The first three steps are a piece of cake. But that is when the strategy breaks down. When DP cells are grown in a petri dish they exhibit some of the qualities of DP cells in the human body but not all, so injecting this aggregate into the skin fails to lead to hair follicle growth. Something was missing.

In 1991, Wobus, et al published a study in the journal Differentiation ((Wobus AM, Wallukat G, Hescheler J. Differentiation 1991: 48: 173–182.)) that described a new technique for researching cells that in nature exist as clumps or masses of cells. The idea was to suspend a group of cells under a flat surface so that gravity would pull the cells into a droplet. This “hanging drop” method yielded a three-dimensional culture that enabled the study of embryonic stem cells as well as the proteins they produce that allow for intercellular communication.

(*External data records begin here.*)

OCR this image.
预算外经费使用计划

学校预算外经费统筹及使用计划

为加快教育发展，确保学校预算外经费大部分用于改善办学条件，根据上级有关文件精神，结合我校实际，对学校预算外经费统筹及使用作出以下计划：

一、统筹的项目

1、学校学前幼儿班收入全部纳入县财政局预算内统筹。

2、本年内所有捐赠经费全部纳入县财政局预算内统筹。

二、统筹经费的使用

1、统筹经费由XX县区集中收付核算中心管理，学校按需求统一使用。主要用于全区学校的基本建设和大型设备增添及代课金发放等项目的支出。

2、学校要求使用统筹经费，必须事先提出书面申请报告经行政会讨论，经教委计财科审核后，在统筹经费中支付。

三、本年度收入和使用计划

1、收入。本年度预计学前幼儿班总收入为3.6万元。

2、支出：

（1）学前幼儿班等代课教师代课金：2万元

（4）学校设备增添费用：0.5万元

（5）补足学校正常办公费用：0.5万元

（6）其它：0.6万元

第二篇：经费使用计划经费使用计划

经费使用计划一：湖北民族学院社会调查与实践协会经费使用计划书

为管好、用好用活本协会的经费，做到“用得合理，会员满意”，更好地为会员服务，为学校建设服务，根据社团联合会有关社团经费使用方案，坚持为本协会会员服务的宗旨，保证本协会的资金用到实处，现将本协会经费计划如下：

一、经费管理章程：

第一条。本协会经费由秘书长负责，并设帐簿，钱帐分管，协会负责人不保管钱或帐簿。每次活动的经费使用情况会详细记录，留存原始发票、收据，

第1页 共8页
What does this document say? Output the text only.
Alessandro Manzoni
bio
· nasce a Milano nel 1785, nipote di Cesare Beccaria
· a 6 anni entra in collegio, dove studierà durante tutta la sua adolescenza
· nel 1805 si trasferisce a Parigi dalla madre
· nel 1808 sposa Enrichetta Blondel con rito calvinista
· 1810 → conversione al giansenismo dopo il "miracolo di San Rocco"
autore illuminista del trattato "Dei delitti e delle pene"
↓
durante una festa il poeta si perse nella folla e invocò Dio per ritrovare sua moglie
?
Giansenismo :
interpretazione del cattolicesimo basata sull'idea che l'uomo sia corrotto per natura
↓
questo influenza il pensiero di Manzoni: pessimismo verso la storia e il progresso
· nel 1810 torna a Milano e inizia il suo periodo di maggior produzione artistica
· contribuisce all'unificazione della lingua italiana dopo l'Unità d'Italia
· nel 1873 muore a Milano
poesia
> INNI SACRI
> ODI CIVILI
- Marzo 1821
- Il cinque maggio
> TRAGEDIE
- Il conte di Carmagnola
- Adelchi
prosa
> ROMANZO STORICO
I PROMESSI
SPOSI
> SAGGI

Having hit the wall with two-dimensional DP cultures, Higgins and Jahoda set out to try Wobus’ concept of using 3-D cultures to study DP cells.

The Study

Higgins and Jahoda harvested eight cell strains of human DP cells taken from scalp hair follicles. These eight strains were cultured in either 35-mm dishes or hanging drop cultures consisting of 3,000 cells each. The cultures were maintained between 30 and 72 hours, then collected and analyzed using immunofluorescence or transcriptional techniques.

Results

The DP cells grown in hanging drop, 3-D cultures exhibited behavior significantly akin to DP in human hair follicles. The 2-D cultures grown in the 35-mm dishes did not.

Conclusion

Without the ability to form functional dermal papilla aggregations, hair cloning was essentially at a dead end. In the 3-D configuration, the aggregated cells were able to communicate with one another and to continue to differentiate as hair follicles. By using Wobus’ 3-D hanging drop technique, Higgins and Jahoda may have unlocked the secret to forming these powerful, but elusive, structures that are critical to the hair growth cycle.

Following this study, more research needs to be performed to induce the spherical cells to initiate the growth of new hair follicles and to develop ways to ensure that the induced hair follicles are immune from the factors that cause genetic hair loss. Should those two riddles be solved, hair loss will have been effectively cured.